‚Die Abgeordneten des Deutschen Bundestages […] sind Vertreter des ganzen Volkes, an Aufträge und Weisungen nicht gebunden und nur ihrem Gewissen unterworfen.‘
So will es das Grundgesetz im Artikel 38, der höchsten juristischen Ordnung in der Bundesrepublik. Die Auslegung der Worte in der Realität entspricht nicht immer dem Sinn der Gesetzgebung, ganz im Gegenteil.
Anstatt, dass Gesetzesvorschläge unter allen Parteien diskutiert und individuelle Mehrheiten gefunden werden, indem jeder dem zustimmt, was er für richtig hält, bestimmen Fraktionszwang und Probeabstimmungen das politische Tagesgeschäft. Wenn einzelne Themen tatsächlich ohne Zwang abgestimmt und diskutiert werden dürfen, ist das so außergewöhnlich, dass diese Gesetze medial meist sehr stark begleitet werden. Zumeist wird dies ohnehin nur dann erlaubt, wenn innerhalb der Regierungskoalition zu stark gegenteilige Meinungen herschen. Erleben durften wir dies in den letzten Jahren ganze 2 Mal: beim Gesetz für Prädiagnostik und bei dem für Sterbehilfe.

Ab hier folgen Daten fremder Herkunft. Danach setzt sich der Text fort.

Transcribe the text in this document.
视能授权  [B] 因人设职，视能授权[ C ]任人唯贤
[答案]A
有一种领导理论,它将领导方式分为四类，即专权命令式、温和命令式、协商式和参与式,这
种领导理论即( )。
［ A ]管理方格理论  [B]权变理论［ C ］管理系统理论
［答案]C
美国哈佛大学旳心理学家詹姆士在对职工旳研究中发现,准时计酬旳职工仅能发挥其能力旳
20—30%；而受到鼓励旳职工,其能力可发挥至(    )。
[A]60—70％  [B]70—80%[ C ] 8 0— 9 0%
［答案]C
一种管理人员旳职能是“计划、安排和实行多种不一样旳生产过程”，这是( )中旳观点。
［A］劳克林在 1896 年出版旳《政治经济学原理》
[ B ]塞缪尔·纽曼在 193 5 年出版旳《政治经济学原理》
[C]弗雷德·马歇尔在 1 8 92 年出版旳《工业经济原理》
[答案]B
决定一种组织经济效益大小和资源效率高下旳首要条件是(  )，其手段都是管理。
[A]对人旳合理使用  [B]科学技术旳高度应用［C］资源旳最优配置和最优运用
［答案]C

Nachdem sich Abgeordnete der SPD in der derzeitigen Legislaturperiode im Bundestag bereits ein ums andere Mal gegen ihr eigenes Wahlprogramm und wahrscheinlich auch gegen ihre Überzeugungen wenden mussten, zeigt nun Volker Kauder seine, mindestens grundgesetzwidrige, eigene Interpretation von Demokratie. Nachdem einige Abgeordnete der CDU-Fraktion im Bundestag weiteren Verhandlungen mit Griechenland eine Absage erteilt hatten, kündigte der Fraktionsvorsitzende Konsequenzen an, die mit mindestens einem Verlust von Ausschusssitzen verbunden sein sollen. Nicht Kompetenz sondern Linientreue scheint hier das Kriterium. Im Osten der bundesdeutschen Republik kennt man solche Verfahren noch aus eigentlich längst vergangenen Zeiten.
‚Demokratie einführen‘ hatte die Piratenpartei im sächsischen Landtagswahlkampf gefordert. Daran waren eine ganze Reihe Forderungen geknüpft. Und das sollte wohl auch in Zukunft immer wieder thematisiert werden.
Mandatsträger der Piratenpartei Sachsen sind in ihrem Abstimmverhalten im Übrigen tatsächlich an keinen Zwang gebunden.